CRYSTAL LAKE, Terror Machine (2007, self-released)

The skull:
It’s like, “how much more brown could this be?” and the answer is, “None. None more brown.” Any cover where the background is basically just noise should set off aesthetic alarms. Yes, I can see that there’s some barbed wire in there, and I guess some… pipes? but really, it just looks like a seamless tile for your evil desktop. It appears that the terror machine is really just an apparatus for skull ventilation, which doesn’t seem so sinister to me.

The music:
Modern thrash with death metal production values. Think Krisiun doing Dew Scented covers or something. Yeah, that good. A strong Slayer influences dominates the riffing, but this being a Brazilian band, there’s a thorough undercurrent of much sloppier oldschool shit derived from German sources. Vocals are a joyless barking.

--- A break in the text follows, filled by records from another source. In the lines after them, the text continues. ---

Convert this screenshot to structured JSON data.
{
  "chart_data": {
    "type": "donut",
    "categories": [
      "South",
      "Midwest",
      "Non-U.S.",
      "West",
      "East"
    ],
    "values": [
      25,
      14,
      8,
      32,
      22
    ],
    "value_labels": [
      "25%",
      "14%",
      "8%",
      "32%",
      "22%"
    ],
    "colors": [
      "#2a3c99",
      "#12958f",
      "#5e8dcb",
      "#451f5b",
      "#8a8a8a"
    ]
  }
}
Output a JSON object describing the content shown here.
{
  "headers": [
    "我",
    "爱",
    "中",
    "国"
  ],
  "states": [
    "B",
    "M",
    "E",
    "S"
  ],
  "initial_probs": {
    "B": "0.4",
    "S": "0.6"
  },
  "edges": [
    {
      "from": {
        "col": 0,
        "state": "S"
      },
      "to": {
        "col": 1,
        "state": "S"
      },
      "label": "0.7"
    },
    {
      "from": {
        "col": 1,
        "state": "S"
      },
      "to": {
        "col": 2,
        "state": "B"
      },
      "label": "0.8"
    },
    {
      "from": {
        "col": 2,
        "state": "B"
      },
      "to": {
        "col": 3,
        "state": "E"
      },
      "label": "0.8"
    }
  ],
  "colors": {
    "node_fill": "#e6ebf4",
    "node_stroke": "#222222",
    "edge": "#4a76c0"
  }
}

The band is tight, but the songs are dull. If you’re the kind of person who’s totally worn out your Carnal Forge discs, then I guess maybe you’d like Crystal Lake, but if you’re really that kind of person, you’re probably too irony deficient to be reading Big Dumb Skulls in the first place.
— Friar Johnsen

SKULL101

SARCASM, Revolt (2006, On-Parole Productions)

The skull:
For as big and central as this skull is, this cover couldn’t be less exciting. It fails to properly capture true dumbness, and neither does it offer even a whiff of adolescent heavy metal cool. The motion blur in the lights and the fuzziness of the skull are obviously a desperate attempt to make any artistic statement at all with this cover, but what that statement is, and how it relates to the title, I couldn’t say. Nevertheless, this is probably the perfect embodiment of a color I would never have thought possible: neon brown. What could be dumber than that?

The music:
Slovenia’s Sarcasm started as a fairly typical eastern European thrash band, attempting a relatively melodic take on the genre but playing it with the precision of mid 80s German thrashers (note: not a compliment). It appears they took the 90s off, taking thirteen years to follow up their 1989 debut, and in that time they mellowed significantly, with Revolt sounding more like speedy traditional metal (bordering occasionally on power metal) than thrash. Arakain, a favorite of mine from the Czech Republic, made a similar transition, albeit with more grace (and much better tunes). Sarcasm are hobbled by congenital sloppiness: the playing is haphazard, the half-barked, half-sung vocals are rather bland, and no attention is paid to the details. But, the songs are generally pretty fun, with some good riffs that recall the better middle-tier European speed metal acts of the 80s, and the production is appropriately but not distractingly old school. About half the lyrics are in what I assume is Slovene, but the rest are in English, and it must be said that these are not good. Slovene (or whatever it is) is an excellent metal language, like Czech, but even when singing in their native tongue, they make some regrettable choices, notably the chorus to “Silicon Carne” which REALLY sounds like “Chili con carne”. I’d love it if this play on words was intentional, but it almost certainly was not. Revolt is maybe not quite good enough to really get excited about, but it at least stokes an interest in their other releases. Unfortunately, this appears to be the apex of their melodic sound (their lone release since is not as good), and the earliest, pure thrash album, while perhaps more successful on those terms, is not as good in an absolute sense. If I happen to notice the release of a new Sarcasm album, I’ll probably check it out, but not with a great deal of optimism.